Dans la pratique de l'analyse des rêves par association libre, on part d'un fragment du rêve et on laisse l'esprit du rêveur errer où il veut. Mais cette association n'est pas vraiment arbitraire — elle est toujours attirée par les complexes du rêveur, orientant les associations vers ces complexes, vers ses problèmes de vie et ses difficultés psychologiques. J'ai associé le bâtiment au dortoir de mes années d'étudiant ; le patient de Jung, lui, l'a associé à l'hôpital Saint-Jacques. À partir de « Shanghai », j'ai pensé aux réformes urbaines en Chine que j'enseignais à mes élèves. Un marchand associera peut-être « Shanghai » aux affaires ; un médecin pensera à un nouveau médicament fabriqué à Shanghai, très efficace contre telle maladie — et ainsi de suite.
Les rêves sont merveilleux. Ils laissent à l'esprit un espace infini pour penser et associer. On peut aller dans un sens ou dans l'autre, si bien que les bienveillants et les sages y trouvent chacun ce qui leur convient — les bienveillants y voient la bienveillance, les sages y voient la sagesse.
Dans le bouddhisme, il existe une pratique connue sous le nom de cān huàtou — l'investigation du « mot-tête », ou phrase critique. À partir de n'importe quelle question, aussi simple soit-elle, on continue de questionner jusqu'à atteindre enfin le complexe le plus profond enfoui dans son propre cœur. Par exemple, si j'entreprends un huàtou : qu'est-ce que ce bâtiment ? (le dortoir d'autrefois). Comment y es-tu arrivé ? (en passant l'examen d'entrée à l'université). Qu'y es-tu venu faire ? (étudier). Qu'as-tu fait ensuite ? (devenu enseignant). Comment cela s'est-il passé ? (extrêmement dur et lourd — il y a beaucoup à en dire). Que veux-tu y faire ? (que je le veuille ou non, il le faut). Ou bien si l'ancien enseignant devenu vice-préfet de comté devait répondre à ces questions, ses réponses différeraient à coup sûr, reflétant son propre état d'esprit : être enseignant, cela convient très bien, il y a toutes sortes de possibilités ; si l'on ne s'en sort pas bien, c'est tout simplement parce que l'effort ou le talent ne suffisent pas.

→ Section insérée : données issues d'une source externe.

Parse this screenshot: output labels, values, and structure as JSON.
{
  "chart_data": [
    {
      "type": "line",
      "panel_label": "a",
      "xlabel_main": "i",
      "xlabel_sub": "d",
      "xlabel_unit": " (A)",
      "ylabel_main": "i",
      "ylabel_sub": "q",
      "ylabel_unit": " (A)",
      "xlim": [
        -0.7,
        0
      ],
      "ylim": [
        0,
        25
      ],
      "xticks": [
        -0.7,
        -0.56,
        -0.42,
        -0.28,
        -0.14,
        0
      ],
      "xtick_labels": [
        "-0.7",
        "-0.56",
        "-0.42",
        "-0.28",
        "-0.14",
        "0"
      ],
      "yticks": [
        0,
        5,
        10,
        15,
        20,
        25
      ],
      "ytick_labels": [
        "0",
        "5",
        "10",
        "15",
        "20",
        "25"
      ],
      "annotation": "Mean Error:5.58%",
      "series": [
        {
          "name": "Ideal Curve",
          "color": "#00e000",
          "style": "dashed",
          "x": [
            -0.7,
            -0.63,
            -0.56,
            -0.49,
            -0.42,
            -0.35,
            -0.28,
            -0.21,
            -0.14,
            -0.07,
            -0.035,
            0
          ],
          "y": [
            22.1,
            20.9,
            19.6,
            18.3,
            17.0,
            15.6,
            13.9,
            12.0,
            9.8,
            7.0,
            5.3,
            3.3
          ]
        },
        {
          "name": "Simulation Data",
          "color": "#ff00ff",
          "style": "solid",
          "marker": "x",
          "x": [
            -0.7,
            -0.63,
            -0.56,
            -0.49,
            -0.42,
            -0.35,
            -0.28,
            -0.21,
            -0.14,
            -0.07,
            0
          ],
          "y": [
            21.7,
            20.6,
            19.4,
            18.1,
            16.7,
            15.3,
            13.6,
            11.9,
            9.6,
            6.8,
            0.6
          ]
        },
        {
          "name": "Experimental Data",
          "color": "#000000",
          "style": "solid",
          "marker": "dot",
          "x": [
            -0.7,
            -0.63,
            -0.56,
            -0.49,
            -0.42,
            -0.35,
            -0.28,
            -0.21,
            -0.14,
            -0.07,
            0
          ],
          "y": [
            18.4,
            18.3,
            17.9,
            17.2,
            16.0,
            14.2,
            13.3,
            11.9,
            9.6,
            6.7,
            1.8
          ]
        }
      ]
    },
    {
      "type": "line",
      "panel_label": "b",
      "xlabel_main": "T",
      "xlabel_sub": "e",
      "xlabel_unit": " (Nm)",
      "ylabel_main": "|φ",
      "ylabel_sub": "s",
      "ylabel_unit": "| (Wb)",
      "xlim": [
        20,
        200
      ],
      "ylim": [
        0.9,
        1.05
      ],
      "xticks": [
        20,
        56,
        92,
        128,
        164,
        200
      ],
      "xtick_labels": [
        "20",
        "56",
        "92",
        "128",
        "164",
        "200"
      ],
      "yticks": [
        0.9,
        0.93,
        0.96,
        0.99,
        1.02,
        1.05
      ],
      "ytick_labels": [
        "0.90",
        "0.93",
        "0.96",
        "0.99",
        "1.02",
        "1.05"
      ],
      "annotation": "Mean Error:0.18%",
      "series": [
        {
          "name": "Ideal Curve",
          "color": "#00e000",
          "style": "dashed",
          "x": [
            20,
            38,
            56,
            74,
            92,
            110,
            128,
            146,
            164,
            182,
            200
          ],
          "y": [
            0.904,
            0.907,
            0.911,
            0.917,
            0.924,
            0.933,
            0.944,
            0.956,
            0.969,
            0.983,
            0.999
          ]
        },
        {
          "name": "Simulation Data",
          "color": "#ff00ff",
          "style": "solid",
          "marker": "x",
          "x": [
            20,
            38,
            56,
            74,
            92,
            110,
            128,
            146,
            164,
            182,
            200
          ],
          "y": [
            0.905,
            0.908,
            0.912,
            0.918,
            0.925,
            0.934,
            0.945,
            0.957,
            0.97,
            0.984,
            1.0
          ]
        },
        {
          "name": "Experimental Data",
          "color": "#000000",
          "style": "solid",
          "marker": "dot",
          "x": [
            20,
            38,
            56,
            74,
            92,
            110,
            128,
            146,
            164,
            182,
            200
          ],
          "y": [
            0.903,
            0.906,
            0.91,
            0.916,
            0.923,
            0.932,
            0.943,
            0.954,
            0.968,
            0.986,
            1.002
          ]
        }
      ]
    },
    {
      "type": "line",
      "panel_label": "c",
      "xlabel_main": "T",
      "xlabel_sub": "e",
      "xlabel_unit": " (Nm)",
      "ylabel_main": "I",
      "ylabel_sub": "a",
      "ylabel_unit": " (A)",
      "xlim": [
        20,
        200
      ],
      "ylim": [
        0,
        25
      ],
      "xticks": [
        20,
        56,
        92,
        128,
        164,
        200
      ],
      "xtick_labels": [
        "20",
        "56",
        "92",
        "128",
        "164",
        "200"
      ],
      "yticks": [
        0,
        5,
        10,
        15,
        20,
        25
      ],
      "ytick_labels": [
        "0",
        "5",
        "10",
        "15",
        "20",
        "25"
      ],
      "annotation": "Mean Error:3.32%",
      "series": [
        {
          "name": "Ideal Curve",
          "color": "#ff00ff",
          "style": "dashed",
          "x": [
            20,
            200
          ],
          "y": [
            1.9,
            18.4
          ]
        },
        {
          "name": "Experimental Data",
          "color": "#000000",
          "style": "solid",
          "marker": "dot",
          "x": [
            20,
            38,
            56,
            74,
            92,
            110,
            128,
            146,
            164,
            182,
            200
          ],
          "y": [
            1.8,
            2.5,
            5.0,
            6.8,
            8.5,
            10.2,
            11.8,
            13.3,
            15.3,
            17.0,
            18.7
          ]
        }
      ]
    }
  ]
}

Le cān huàtou est lui aussi une forme d'association libre, seulement de loin antérieur au terme « association libre » forgé par Freud, le maître de Jung. Il est conforme aux principes de la psychologie scientifique — que le bouddhisme répudie, s'il le souhaite, l'étiquette de « science ».
Du cān huàtou on peut faire découler une autre méthode psychologique, que l'on rencontre souvent dans les œuvres littéraires et dramatiques : un moine éminent dit quelque chose de profond et d'insondable à une personne ; lorsque celle-ci le presse d'en dire davantage, il répond : « Les secrets du Ciel ne doivent pas être révélés. » La personne rentre chez elle et tourne ces mots inlassablement dans son esprit — en réalité, elle enquête sur un huàtou, déclenchant une association libre sans limites qui atteint ses propres complexes. Il ne s'agit pas d'un cas de mystification délibérée ; cela est conforme aux principes de la psychologie scientifique.